Here is a graph of one day’s temperature as a function of time. 

Graph. Horizontal axis, 9 o’clock to 8 o’clock, time. Vertical axis, 25 to 50 by 5’s, temperature in degrees Fahrenheit. Graph is linear piecewise. Starts at 0 comma 35.

The temperature was \(35 ^\circ F\) at 9 a.m. and \(45 ^\circ F\) at 2 p.m., an increase of \(10^\circ F\) over those 5 hours.

The increase wasn't constant, however. The temperature rose from 9 a.m. and 10 a.m., stayed steady for an hour, then rose again.

  • On average, how fast was the temperature rising between 9 a.m. and 2 p.m.?

    Let's calculate the average rate of change and measure the temperature change per hour. We do that by finding the difference in the temperature between 9 a.m. and 2 p.m. and dividing it by the number of hours in that interval.

    \(\text{average rate of change}=\dfrac{45-35}{5}=\dfrac{10}{5}=2\)

    On average, the temperature between 9 a.m. and 2 p.m. increased \(2^\circ F\) per hour.

  • How quickly was the temperature falling between 2 p.m. and 8 p.m.?

    \(\text{average rate of change}=\dfrac{30-45}{6}=\dfrac{\text-15}{6}=\text-2.5\)

    On average, the temperature between 2 p.m. and 8 p.m. dropped by \(2.5 ^\circ F\) per hour.

In general, we can calculate the average rate of change of a function \(f\), between input values \(a\) and \(b\), by dividing the difference in the outputs by the difference in the inputs.

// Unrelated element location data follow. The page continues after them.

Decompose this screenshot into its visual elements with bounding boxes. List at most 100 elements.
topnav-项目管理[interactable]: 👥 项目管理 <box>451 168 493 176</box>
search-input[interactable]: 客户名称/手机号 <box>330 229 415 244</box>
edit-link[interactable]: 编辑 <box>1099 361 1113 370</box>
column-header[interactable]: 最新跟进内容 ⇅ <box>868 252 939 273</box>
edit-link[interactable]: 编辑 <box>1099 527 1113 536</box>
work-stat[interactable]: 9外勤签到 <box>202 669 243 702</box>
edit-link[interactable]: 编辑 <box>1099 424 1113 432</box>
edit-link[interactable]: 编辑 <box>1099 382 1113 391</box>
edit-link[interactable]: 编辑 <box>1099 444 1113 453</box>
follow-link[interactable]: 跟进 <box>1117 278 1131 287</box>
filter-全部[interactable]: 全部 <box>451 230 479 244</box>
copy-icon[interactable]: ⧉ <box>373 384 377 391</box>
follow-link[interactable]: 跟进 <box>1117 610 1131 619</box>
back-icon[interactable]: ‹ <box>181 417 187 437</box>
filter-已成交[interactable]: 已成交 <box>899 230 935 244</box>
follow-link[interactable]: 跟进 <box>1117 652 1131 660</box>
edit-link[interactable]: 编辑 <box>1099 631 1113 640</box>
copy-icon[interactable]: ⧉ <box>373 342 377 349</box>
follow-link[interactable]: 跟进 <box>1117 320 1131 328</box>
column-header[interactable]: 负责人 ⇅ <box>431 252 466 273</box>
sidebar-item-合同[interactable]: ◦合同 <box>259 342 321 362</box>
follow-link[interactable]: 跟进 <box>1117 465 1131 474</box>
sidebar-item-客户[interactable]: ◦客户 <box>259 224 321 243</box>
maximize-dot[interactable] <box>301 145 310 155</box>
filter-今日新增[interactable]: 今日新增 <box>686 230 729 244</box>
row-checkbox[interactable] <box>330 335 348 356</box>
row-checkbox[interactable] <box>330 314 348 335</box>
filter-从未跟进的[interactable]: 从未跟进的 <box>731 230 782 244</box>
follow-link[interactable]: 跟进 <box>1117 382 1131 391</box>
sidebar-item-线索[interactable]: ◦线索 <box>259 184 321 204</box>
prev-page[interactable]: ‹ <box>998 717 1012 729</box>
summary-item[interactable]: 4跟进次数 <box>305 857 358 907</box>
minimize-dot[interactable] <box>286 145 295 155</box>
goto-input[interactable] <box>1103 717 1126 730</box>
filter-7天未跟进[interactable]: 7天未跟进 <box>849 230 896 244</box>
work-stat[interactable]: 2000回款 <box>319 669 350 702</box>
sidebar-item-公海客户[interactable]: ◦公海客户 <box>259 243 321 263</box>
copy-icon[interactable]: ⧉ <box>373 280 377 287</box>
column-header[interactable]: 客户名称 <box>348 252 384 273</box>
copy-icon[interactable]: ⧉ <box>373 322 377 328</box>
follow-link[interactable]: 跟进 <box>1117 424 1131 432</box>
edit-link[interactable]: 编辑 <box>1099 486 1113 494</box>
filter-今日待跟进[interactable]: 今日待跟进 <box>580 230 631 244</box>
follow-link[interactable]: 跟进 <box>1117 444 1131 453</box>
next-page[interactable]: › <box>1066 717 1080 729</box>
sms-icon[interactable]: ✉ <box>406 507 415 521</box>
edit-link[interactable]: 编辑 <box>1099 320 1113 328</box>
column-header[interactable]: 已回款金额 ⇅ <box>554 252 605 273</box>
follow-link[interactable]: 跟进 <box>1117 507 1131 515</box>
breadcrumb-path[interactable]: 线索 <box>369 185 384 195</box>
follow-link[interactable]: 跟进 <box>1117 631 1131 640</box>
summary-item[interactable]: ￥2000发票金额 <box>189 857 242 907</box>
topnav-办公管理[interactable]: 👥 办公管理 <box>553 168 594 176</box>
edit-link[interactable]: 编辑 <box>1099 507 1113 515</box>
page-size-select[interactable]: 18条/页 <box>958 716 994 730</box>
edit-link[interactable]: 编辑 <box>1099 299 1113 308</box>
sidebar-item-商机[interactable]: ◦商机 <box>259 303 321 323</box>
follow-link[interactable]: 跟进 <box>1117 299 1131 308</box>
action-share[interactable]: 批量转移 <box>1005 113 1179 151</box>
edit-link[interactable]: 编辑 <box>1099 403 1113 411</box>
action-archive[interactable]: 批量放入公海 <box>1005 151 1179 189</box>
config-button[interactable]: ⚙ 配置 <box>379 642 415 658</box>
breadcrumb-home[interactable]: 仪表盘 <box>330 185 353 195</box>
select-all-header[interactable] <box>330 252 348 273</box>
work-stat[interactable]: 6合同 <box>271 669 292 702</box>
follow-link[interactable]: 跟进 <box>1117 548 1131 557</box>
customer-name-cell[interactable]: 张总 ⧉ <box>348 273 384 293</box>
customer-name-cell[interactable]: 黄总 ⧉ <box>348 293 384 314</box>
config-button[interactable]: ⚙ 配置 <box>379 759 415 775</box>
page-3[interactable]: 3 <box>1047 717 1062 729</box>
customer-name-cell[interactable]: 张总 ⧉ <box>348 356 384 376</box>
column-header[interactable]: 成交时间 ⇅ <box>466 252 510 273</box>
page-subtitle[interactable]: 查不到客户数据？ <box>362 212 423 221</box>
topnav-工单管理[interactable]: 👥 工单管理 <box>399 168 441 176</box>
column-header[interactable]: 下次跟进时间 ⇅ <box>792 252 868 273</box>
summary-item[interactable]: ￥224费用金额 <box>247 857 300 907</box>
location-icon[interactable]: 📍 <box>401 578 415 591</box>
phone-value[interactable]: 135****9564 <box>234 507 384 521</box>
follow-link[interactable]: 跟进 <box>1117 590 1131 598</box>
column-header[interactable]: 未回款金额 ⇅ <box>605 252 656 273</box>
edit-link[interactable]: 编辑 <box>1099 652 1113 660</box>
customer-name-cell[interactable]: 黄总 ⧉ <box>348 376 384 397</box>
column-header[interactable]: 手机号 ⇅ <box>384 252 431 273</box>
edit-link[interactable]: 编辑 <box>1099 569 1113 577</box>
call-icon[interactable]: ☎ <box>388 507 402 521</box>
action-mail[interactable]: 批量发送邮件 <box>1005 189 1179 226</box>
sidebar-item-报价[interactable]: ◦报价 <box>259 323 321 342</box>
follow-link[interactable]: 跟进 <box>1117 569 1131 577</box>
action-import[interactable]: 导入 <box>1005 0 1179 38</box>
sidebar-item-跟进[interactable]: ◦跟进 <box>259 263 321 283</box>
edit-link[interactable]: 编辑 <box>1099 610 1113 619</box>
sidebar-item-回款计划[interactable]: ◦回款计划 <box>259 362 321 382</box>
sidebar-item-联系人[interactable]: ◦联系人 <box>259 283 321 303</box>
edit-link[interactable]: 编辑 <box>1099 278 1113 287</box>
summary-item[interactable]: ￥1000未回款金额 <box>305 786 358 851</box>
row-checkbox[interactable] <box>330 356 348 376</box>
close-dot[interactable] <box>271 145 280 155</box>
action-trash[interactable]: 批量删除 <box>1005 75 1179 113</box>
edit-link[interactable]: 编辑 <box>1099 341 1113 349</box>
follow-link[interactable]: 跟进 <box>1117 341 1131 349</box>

\(\text{average rate of change}=\dfrac{f(b)-f(a)}{b-a}\)

If the two points on the graph of the function are \((a, f(a))\) and \((b, f(b))\), the average rate of change is the slope of the line that connects the two points.

Graph of curve. X axis, negative 2 to 4. Y axis, 0 to 3. Curve goes through points a comma f of a and b comma f of b. A dotted line connects the 2 points.